We are looking at adding a dtg printer to our business. The two printers I am leaning toward are either the new mPower or the GT-782. I was wondering if you guys have any input on which direction we should go. Thanks!


----------



## lizziemaxine (Nov 14, 2007)

Brother, hands down.


----------



## ChadAGG (May 14, 2007)

Do you mind expanding on why you say to go with the Brother?


----------



## binki (Jul 16, 2006)

Brother is bringing out a new printer in January at the Long Beach show. I would wait for that to see what is up.


----------



## trifate (Oct 20, 2011)

The mpower is not shipping but they will lie to you just to make a sale. Then later tell you it will be 4 months for delivery!


----------



## ChadAGG (May 14, 2007)

Anajet did say it would be the middle of February before it would arrive. I really would prefer to have this in my shop before then. 

I have heard about Brother releasing a new printer at ISS Long Beach, but the rumors make it sound like it is a replacement for the GT-541. Also, I need to purchase before the end of the year for the tax credit. 

I was reading a little about the DTG M2 tonight. What do you guys think of it?


----------



## lizziemaxine (Nov 14, 2007)

ChadAGG said:


> Do you mind expanding on why you say to go with the Brother?


My opinion only, but one that I've come to from extensive reading and lots of demos at tradeshows.

Yes, Brother is coming out with a replacement for the GT541. It will debut at the ISS Long Beach show and ship mid-year (I think). 
I know this because a partner and I have been trying to buy a GT541 for the last month or so. The Brother rep told us about the new equipment. And, because Brother dropped the price on the current model and all available machines were snatched up really quickly, there are no new GT541 models available. Brother had a few refurbished models but those went quickly. So, we are working on buying a machine from a decorator who needs the model that will print on dark shirts.


----------



## Mlabbas (Sep 12, 2011)

From research (and research is not like first hand experience) the Anajet mPower appears to be more ink-efficient than the Brother machine. 
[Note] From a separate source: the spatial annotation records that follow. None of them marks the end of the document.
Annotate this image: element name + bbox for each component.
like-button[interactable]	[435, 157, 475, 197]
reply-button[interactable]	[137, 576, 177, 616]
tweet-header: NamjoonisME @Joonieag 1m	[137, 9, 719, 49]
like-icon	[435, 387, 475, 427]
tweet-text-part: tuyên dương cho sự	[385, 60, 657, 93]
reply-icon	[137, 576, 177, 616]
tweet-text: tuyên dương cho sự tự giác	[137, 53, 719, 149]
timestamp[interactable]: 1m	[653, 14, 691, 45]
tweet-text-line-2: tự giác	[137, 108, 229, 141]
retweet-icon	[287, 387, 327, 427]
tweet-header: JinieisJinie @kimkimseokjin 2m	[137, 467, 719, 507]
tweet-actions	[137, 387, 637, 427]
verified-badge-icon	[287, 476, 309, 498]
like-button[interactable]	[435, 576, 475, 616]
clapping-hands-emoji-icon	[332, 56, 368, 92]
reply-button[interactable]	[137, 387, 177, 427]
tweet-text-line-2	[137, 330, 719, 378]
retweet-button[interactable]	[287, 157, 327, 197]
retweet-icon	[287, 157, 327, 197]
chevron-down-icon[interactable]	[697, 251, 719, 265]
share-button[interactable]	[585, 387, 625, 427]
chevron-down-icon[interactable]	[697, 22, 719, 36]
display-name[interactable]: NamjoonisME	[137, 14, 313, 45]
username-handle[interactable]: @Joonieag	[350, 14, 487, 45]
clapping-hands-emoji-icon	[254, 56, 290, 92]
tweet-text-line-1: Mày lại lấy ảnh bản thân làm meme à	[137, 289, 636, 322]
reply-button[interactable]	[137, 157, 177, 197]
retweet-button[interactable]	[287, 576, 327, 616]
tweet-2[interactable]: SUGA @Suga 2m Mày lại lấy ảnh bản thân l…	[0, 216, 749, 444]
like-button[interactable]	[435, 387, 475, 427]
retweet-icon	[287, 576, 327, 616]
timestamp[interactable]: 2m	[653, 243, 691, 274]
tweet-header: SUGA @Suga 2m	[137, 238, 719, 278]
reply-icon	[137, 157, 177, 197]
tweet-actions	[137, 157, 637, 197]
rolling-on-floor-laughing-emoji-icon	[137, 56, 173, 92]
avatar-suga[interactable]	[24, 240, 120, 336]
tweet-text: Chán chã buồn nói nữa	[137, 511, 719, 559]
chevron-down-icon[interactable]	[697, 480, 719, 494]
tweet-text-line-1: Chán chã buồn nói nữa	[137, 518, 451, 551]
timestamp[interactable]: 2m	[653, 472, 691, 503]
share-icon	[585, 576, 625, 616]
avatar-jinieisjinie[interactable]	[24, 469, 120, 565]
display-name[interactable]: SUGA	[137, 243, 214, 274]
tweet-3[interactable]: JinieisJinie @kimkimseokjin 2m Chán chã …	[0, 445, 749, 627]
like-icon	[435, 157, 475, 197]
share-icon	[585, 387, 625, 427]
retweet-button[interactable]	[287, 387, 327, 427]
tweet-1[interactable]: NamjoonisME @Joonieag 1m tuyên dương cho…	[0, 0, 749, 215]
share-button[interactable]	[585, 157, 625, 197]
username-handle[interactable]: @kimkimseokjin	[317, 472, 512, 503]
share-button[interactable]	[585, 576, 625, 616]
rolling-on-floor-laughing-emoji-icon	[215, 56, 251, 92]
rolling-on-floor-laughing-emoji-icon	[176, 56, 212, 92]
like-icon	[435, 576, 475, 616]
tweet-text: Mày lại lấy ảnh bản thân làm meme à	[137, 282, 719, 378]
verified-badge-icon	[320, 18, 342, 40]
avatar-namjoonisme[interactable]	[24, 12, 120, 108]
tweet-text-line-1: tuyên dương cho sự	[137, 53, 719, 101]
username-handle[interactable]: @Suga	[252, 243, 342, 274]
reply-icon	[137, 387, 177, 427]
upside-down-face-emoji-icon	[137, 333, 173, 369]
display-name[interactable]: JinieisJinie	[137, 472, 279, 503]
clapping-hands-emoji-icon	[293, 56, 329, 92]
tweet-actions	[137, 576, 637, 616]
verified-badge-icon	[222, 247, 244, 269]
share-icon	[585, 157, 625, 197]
Also the mPower uses a Ricoh print head which is a departure from the Epson head which was the source of much agony in the industry. So on paper it is better than the DTG models. But in reality this is a new product and it could go either way, time will tell.


----------



## ChadAGG (May 14, 2007)

Back in mid December I had about decided I was going to go with an mPower. Since they were pretty far behind in shipping at the time I started really looking at my other options. This lead me to place an order on the DTG M2. I was set to receive my printer the first week of January. Unfortunately, DTG ran into some software problems. At the end of January with no ship date in sight I decided I needed to do something different. Don't get me wrong as I do still believe that DTG has a great machine coming. I just think that when I purchased it still needed a little more work than I was prepared to have to wait for. Don @ ColDesi was great to work with, and more than understanding about my situation and needing to cancel the order. Those guys are class acts over there, and hopefully I do get to do some business with them at some point. After I canceled my order for the M2 I ended up placing an order on the MP10. Sadly I should have probably placed the order originally and I would have my printer here by now.


----------



## vinny614 (Feb 2, 2012)

Should've went with a Kornit Breeze. Don't need to pretreat separately, ink cost is less.


----------



## ronfletcher (Jan 8, 2013)

Go kornit, sure its pricy but it will do the job every time, and will have the results you want. plus better customer service. we had multiple issues with anajet


----------